According to the man page of fwrite
:
fread()
andfwrite()
return the number of items successfully read or written (i.e., not the number of characters). If an error occurs, or the end-of-file is reached, the return value is a short item count (or zero).
I'm wondering if it possible for fwrite(ptr, 65537, 1, fp)
to write only 512 bytes and yet return zero?
I tried to get a quick source trace to glibc-2.12.2 source code.
malloc/malloc.c:#define fwrite(buf, size, count, fp) _IO_fwrite (buf, size, count, fp)
I guess the real implementation is in the iofwrite.c.
_IO_size_t
_IO_fwrite (buf, size, count, fp)
const void *buf;
_IO_size_t size;
_IO_size_t count;
_IO_FILE *fp;
{
_IO_size_t request = size * count;
_IO_size_t written = 0;
CHECK_FILE (fp, 0);
if (request == 0)
return 0;
_IO_acquire_lock (fp);
if (_IO_vtable_offset (fp) != 0 || _IO_fwide (fp, -1) == -1)

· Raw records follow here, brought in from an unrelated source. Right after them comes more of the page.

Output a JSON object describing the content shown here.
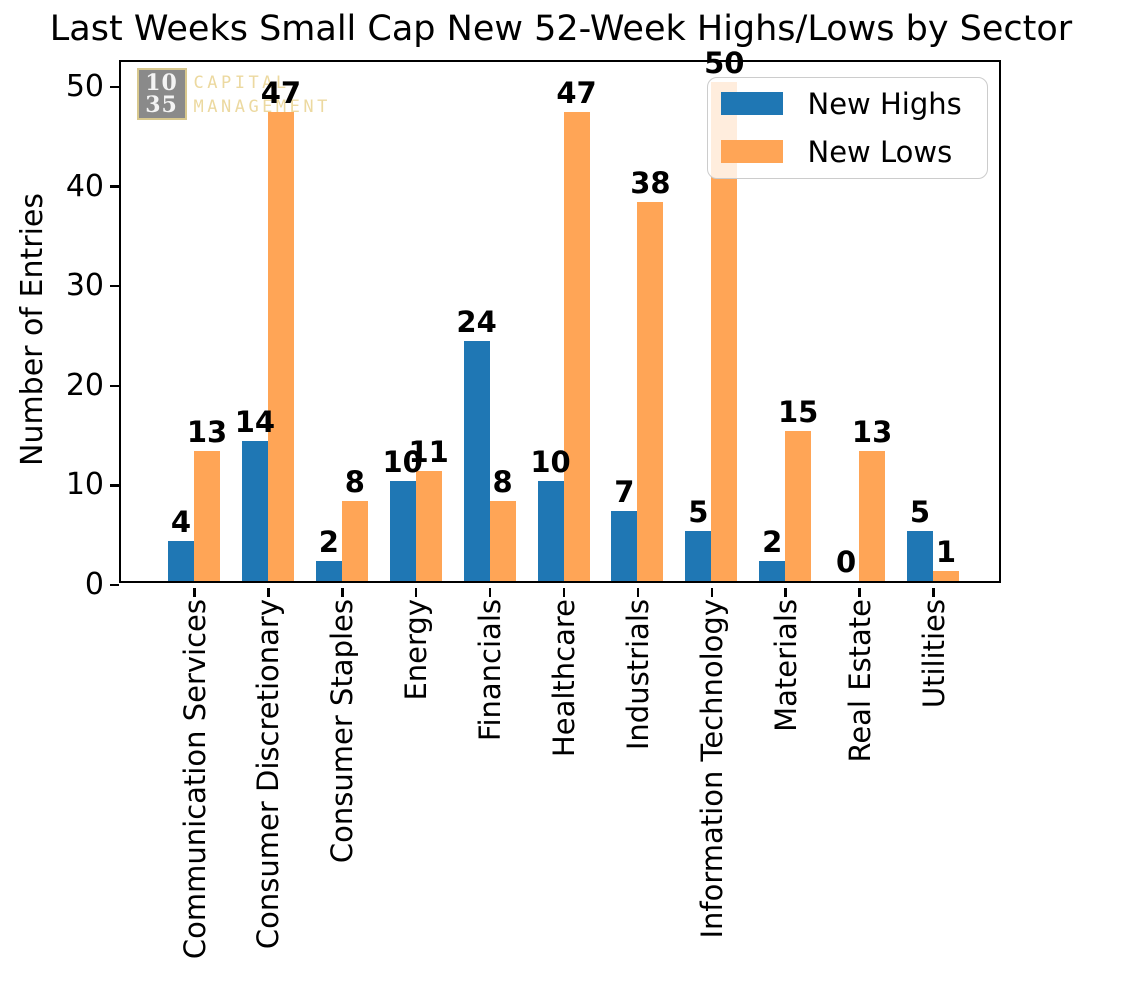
{
  "figure": {
    "title": "Last Weeks Small Cap New 52-Week Highs/Lows by Sector"
  },
  "watermark": {
    "logo_line1": "10",
    "logo_line2": "35",
    "name_line1": "CAPITAL",
    "name_line2": "MANAGEMENT",
    "box_color": "#8a8a8a",
    "accent_color": "#ecd9a0"
  },
  "chart_data": {
    "type": "bar",
    "title": "Last Weeks Small Cap New 52-Week Highs/Lows by Sector",
    "categories": [
      "Communication Services",
      "Consumer Discretionary",
      "Consumer Staples",
      "Energy",
      "Financials",
      "Healthcare",
      "Industrials",
      "Information Technology",
      "Materials",
      "Real Estate",
      "Utilities"
    ],
    "series": [
      {
        "name": "New Highs",
        "color": "#1f77b4",
        "values": [
          4,
          14,
          2,
          10,
          24,
          10,
          7,
          5,
          2,
          0,
          5
        ]
      },
      {
        "name": "New Lows",
        "color": "#ffa556",
        "values": [
          13,
          47,
          8,
          11,
          8,
          47,
          38,
          50,
          15,
          13,
          1
        ]
      }
    ],
    "xlabel": "",
    "ylabel": "Number of Entries",
    "yticks": [
      0,
      10,
      20,
      30,
      40,
      50
    ],
    "ylim": [
      0,
      52.5
    ],
    "grid": false,
    "bar_value_labels": true,
    "legend_position": "upper right",
    "x_tick_rotation": 90
  }
}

written = _IO_sputn (fp, (const char *) buf, request);
_IO_release_lock (fp);
/* We have written all of the input in case the return value indicates
this or EOF is returned. The latter is a special case where we
simply did not manage to flush the buffer. But the data is in the
buffer and therefore written as far as fwrite is concerned. */
if (written == request || written == EOF)
return count;
else
return written / size;
}
So, I guess it is possible return 0 in the return code of fwrite even if it has really written some bytes into the file.
Yes — it is possible for fwrite(ptr, 65537, 1, fp)
to return 0 as the return code even if it really wrote some bytes into the file.
For example, if there is only space left on the disk for 512 bytes, then you have a short write, but it wrote 0 complete units of 65537 bytes (that's a curious number; usually it would be 65536, wouldn't it?), so the return value must be 0.
If you want to know how much was really written, you should use:
nbytes = fwrite(ptr, 1, 65537, fp);
to get the exact byte count; now you'd get 512 back from your hypothetical short write.